I am using Formidable for uploading and PDFReader for text extraction. The front-end and back-end are on separate servers, and the app is only intended for local use, so that shouldn't be an issue. I'm able to console.log the text perfectly. I would like to work with the text in JSON format in some way. I would like to append the text to the response back to the front-end, but I can't seem to hold it until the response is sent.
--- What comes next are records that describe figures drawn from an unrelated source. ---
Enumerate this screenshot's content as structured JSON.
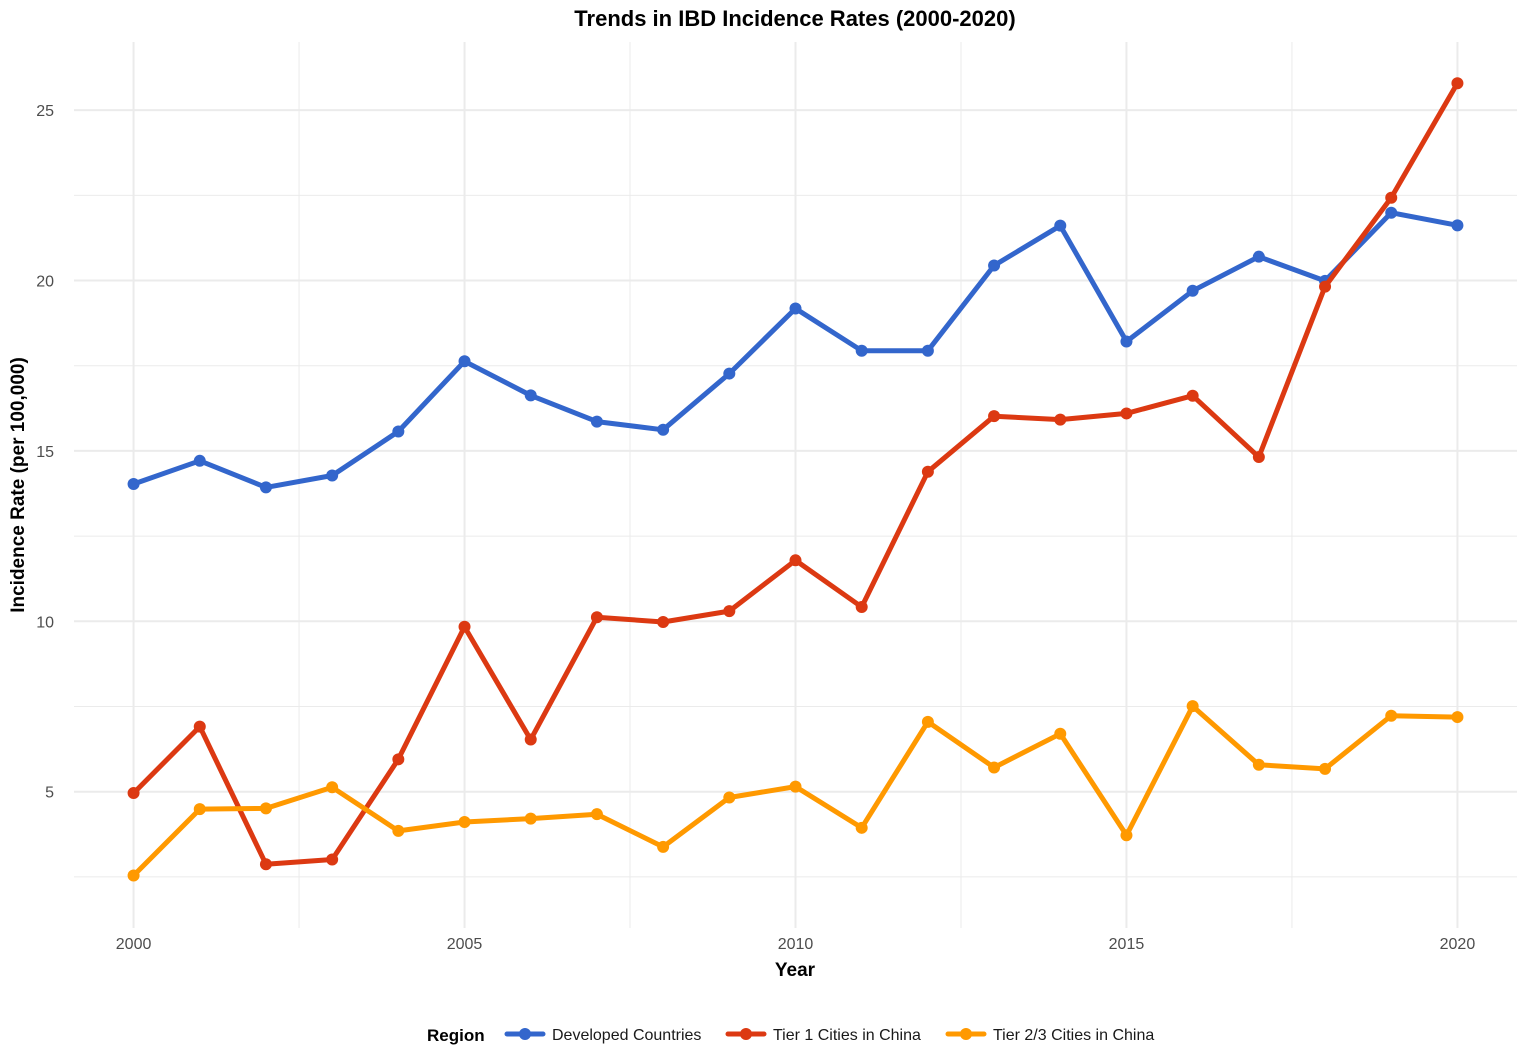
{
  "chart_data": {
    "type": "line",
    "title": "Trends in IBD Incidence Rates (2000-2020)",
    "xlabel": "Year",
    "ylabel": "Incidence Rate (per 100,000)",
    "x": [
      2000,
      2001,
      2002,
      2003,
      2004,
      2005,
      2006,
      2007,
      2008,
      2009,
      2010,
      2011,
      2012,
      2013,
      2014,
      2015,
      2016,
      2017,
      2018,
      2019,
      2020
    ],
    "x_ticks": [
      2000,
      2005,
      2010,
      2015,
      2020
    ],
    "x_tick_labels": [
      "2000",
      "2005",
      "2010",
      "2015",
      "2020"
    ],
    "y_ticks": [
      5,
      10,
      15,
      20,
      25
    ],
    "y_tick_labels": [
      "5",
      "10",
      "15",
      "20",
      "25"
    ],
    "xlim": [
      1999.1,
      2020.9
    ],
    "ylim": [
      1.0,
      27.0
    ],
    "grid": true,
    "legend": {
      "title": "Region",
      "position": "bottom"
    },
    "series": [
      {
        "name": "Developed Countries",
        "color": "#3366cc",
        "values": [
          14.03,
          14.71,
          13.93,
          14.28,
          15.57,
          17.63,
          16.63,
          15.86,
          15.62,
          17.27,
          19.18,
          17.94,
          17.94,
          20.44,
          21.61,
          18.21,
          19.7,
          20.7,
          19.99,
          21.99,
          21.62
        ]
      },
      {
        "name": "Tier 1 Cities in China",
        "color": "#dc3912",
        "values": [
          4.96,
          6.91,
          2.87,
          3.01,
          5.95,
          9.84,
          6.53,
          10.12,
          9.98,
          10.3,
          11.79,
          10.42,
          14.39,
          16.02,
          15.92,
          16.1,
          16.62,
          14.82,
          19.82,
          22.43,
          25.79
        ]
      },
      {
        "name": "Tier 2/3 Cities in China",
        "color": "#ff9900",
        "values": [
          2.54,
          4.49,
          4.51,
          5.13,
          3.85,
          4.11,
          4.21,
          4.34,
          3.38,
          4.83,
          5.15,
          3.94,
          7.05,
          5.71,
          6.7,
          3.72,
          7.51,
          5.79,
          5.67,
          7.23,
          7.19
        ]
      }
    ]
  }
}
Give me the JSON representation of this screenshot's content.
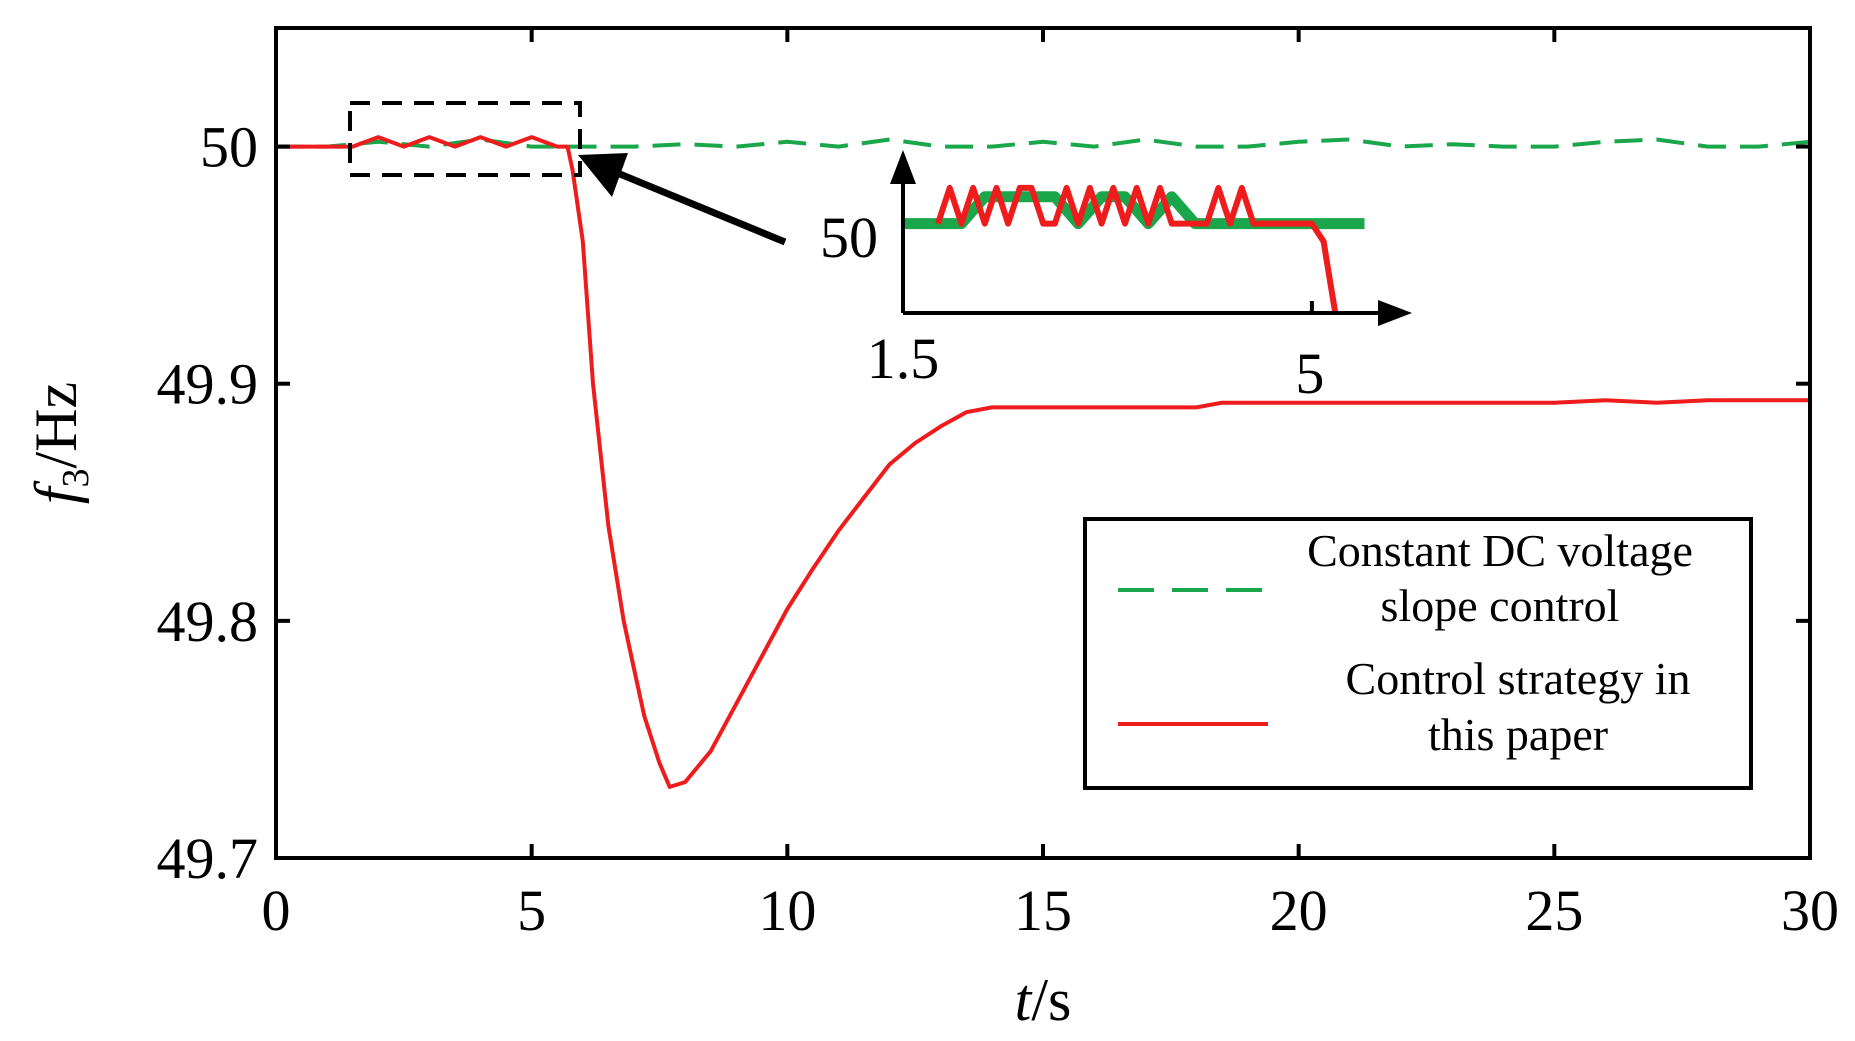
{
  "chart_data": {
    "type": "line",
    "title": "",
    "xlabel": {
      "italic": "t",
      "rest": "/s"
    },
    "ylabel": {
      "italic": "f",
      "sub": "3",
      "rest": "/Hz"
    },
    "xlim": [
      0,
      30
    ],
    "ylim": [
      49.7,
      50.05
    ],
    "xticks": [
      0,
      5,
      10,
      15,
      20,
      25,
      30
    ],
    "xtick_labels": [
      "0",
      "5",
      "10",
      "15",
      "20",
      "25",
      "30"
    ],
    "yticks": [
      49.7,
      49.8,
      49.9,
      50
    ],
    "ytick_labels": [
      "49.7",
      "49.8",
      "49.9",
      "50"
    ],
    "grid": false,
    "legend_position": "lower-right",
    "series": [
      {
        "name": "Constant DC voltage slope control",
        "legend_lines": [
          "Constant DC voltage",
          "slope control"
        ],
        "color": "#1aa64a",
        "style": "dashed",
        "x": [
          0,
          1,
          2,
          3,
          4,
          5,
          6,
          7,
          8,
          9,
          10,
          11,
          12,
          13,
          14,
          15,
          16,
          17,
          18,
          19,
          20,
          21,
          22,
          23,
          24,
          25,
          26,
          27,
          28,
          29,
          30
        ],
        "values": [
          50.0,
          50.0,
          50.002,
          50.0,
          50.003,
          50.0,
          50.0,
          50.0,
          50.001,
          50.0,
          50.002,
          50.0,
          50.003,
          50.0,
          50.0,
          50.002,
          50.0,
          50.003,
          50.0,
          50.0,
          50.002,
          50.003,
          50.0,
          50.001,
          50.0,
          50.0,
          50.002,
          50.003,
          50.0,
          50.0,
          50.002
        ]
      },
      {
        "name": "Control strategy in this paper",
        "legend_lines": [
          "Control strategy in",
          "this paper"
        ],
        "color": "#ee1c1c",
        "style": "solid",
        "x": [
          0,
          0.8,
          1.5,
          2.0,
          2.5,
          3.0,
          3.5,
          4.0,
          4.5,
          5.0,
          5.5,
          5.7,
          5.8,
          6.0,
          6.2,
          6.5,
          6.8,
          7.0,
          7.2,
          7.5,
          7.7,
          8.0,
          8.5,
          9.0,
          9.5,
          10.0,
          10.5,
          11.0,
          11.5,
          12.0,
          12.5,
          13.0,
          13.5,
          14.0,
          15.0,
          16.0,
          17.0,
          18.0,
          18.5,
          19.0,
          20.0,
          21.0,
          22.0,
          23.0,
          24.0,
          25.0,
          26.0,
          27.0,
          28.0,
          29.0,
          30.0
        ],
        "values": [
          50.0,
          50.0,
          50.0,
          50.004,
          50.0,
          50.004,
          50.0,
          50.004,
          50.0,
          50.004,
          50.0,
          50.0,
          49.99,
          49.96,
          49.9,
          49.84,
          49.8,
          49.78,
          49.76,
          49.74,
          49.73,
          49.732,
          49.745,
          49.765,
          49.785,
          49.805,
          49.822,
          49.838,
          49.852,
          49.866,
          49.875,
          49.882,
          49.888,
          49.89,
          49.89,
          49.89,
          49.89,
          49.89,
          49.892,
          49.892,
          49.892,
          49.892,
          49.892,
          49.892,
          49.892,
          49.892,
          49.893,
          49.892,
          49.893,
          49.893,
          49.893
        ]
      }
    ],
    "inset": {
      "xtick_labels": [
        "1.5",
        "5"
      ],
      "ytick_labels": [
        "50"
      ],
      "xlim": [
        1.5,
        5.6
      ],
      "ylim": [
        49.99,
        50.006
      ],
      "series": [
        {
          "name": "Constant DC voltage slope control",
          "color": "#1aa64a",
          "x": [
            1.5,
            1.8,
            2.0,
            2.2,
            2.5,
            2.8,
            3.0,
            3.2,
            3.4,
            3.6,
            3.8,
            4.0,
            4.5,
            5.0,
            5.45
          ],
          "values": [
            50.0,
            50.0,
            50.0,
            50.003,
            50.003,
            50.003,
            50.0,
            50.003,
            50.003,
            50.0,
            50.003,
            50.0,
            50.0,
            50.0,
            50.0
          ]
        },
        {
          "name": "Control strategy in this paper",
          "color": "#ee1c1c",
          "x": [
            1.8,
            1.9,
            2.0,
            2.1,
            2.2,
            2.3,
            2.4,
            2.5,
            2.6,
            2.7,
            2.8,
            2.9,
            3.0,
            3.1,
            3.2,
            3.3,
            3.4,
            3.5,
            3.6,
            3.7,
            3.8,
            3.9,
            4.0,
            4.1,
            4.2,
            4.3,
            4.4,
            4.5,
            4.6,
            5.0,
            5.1,
            5.15,
            5.2
          ],
          "values": [
            50.0,
            50.004,
            50.0,
            50.004,
            50.0,
            50.004,
            50.0,
            50.004,
            50.004,
            50.0,
            50.0,
            50.004,
            50.0,
            50.004,
            50.0,
            50.004,
            50.0,
            50.004,
            50.0,
            50.004,
            50.0,
            50.0,
            50.0,
            50.0,
            50.004,
            50.0,
            50.004,
            50.0,
            50.0,
            50.0,
            49.998,
            49.994,
            49.99
          ]
        }
      ]
    },
    "annotation": "zoom box around t = 1.5–6 s near 50 Hz, arrow pointing to inset"
  }
}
const IncomingForm = require("formidable").IncomingForm;
const { PdfReader } = require('pdfreader');
const test = new PdfReader(this,1);
module.exports = function upload(req, res) {
let str = ''
let form = new IncomingForm();
form.parse(req, () => {
console.log('parse')
});
form.on("file", (field, file) => {
test.parseFileItems(file.path, (err, item) => {
if (err){
console.log(err)
}
else if (item){
if (item.text){
console.log(item.text)
str += item.text
}
}
})
});
form.on("end", () => {
console.log("reached end/str: ", str)
});
};
I've attempted a number of different ways of handling the async functions, primarily within form.on('file'). The following attempts at form.on('file') produce the same effect (the text is console.logged correctly but only after form.on('end") is hit:
//Making the callback to form.on('file') async then traditional await
form.on("file", async (field, file) => {
//...
await test.parseFileItems(...)
//...
console.log(str) //After end of PDFReader code, shows blank
//Making cb async, then manually creating promise
form.on("file", async (field, file) => {
//...
let textProm = await new Promise ((res, rej) => //...
I've also attempted to convert the text manually from the Buffer using fs.readFile, but this also produces the same effect; I can only access text after form.end is hit.
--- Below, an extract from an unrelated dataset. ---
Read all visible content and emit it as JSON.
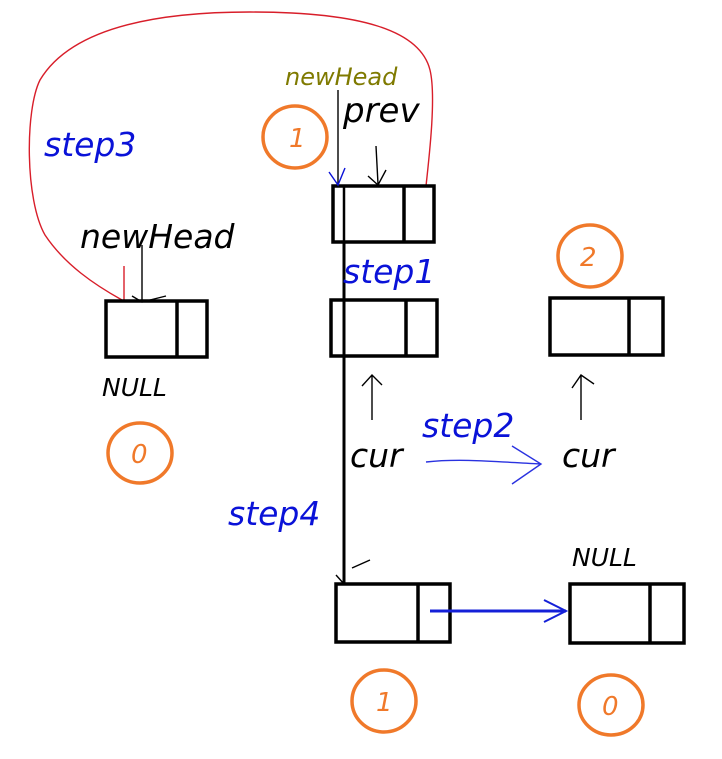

A few things I see is that form.on('file') is hit first, then form.parse. It seems maybe I'm attempting to parse the document twice (Formidable and Pdfreader), but this is probably necessary.
Also, after reading through the docs/stackoverflow, I think I'm mixing the built-in middleware with form.parse/form.on/form.end with manual callbacks, but I was unsure of how to stick with just one, and I'm still able to access the text.
Finally, PDFReader accesses text one line at a time, so parseFileItems is run for every line. I've attempted to resolve a Promise.all with the PdfReader instance, but I couldn't get it to work.
Any help would be greatly appreciated!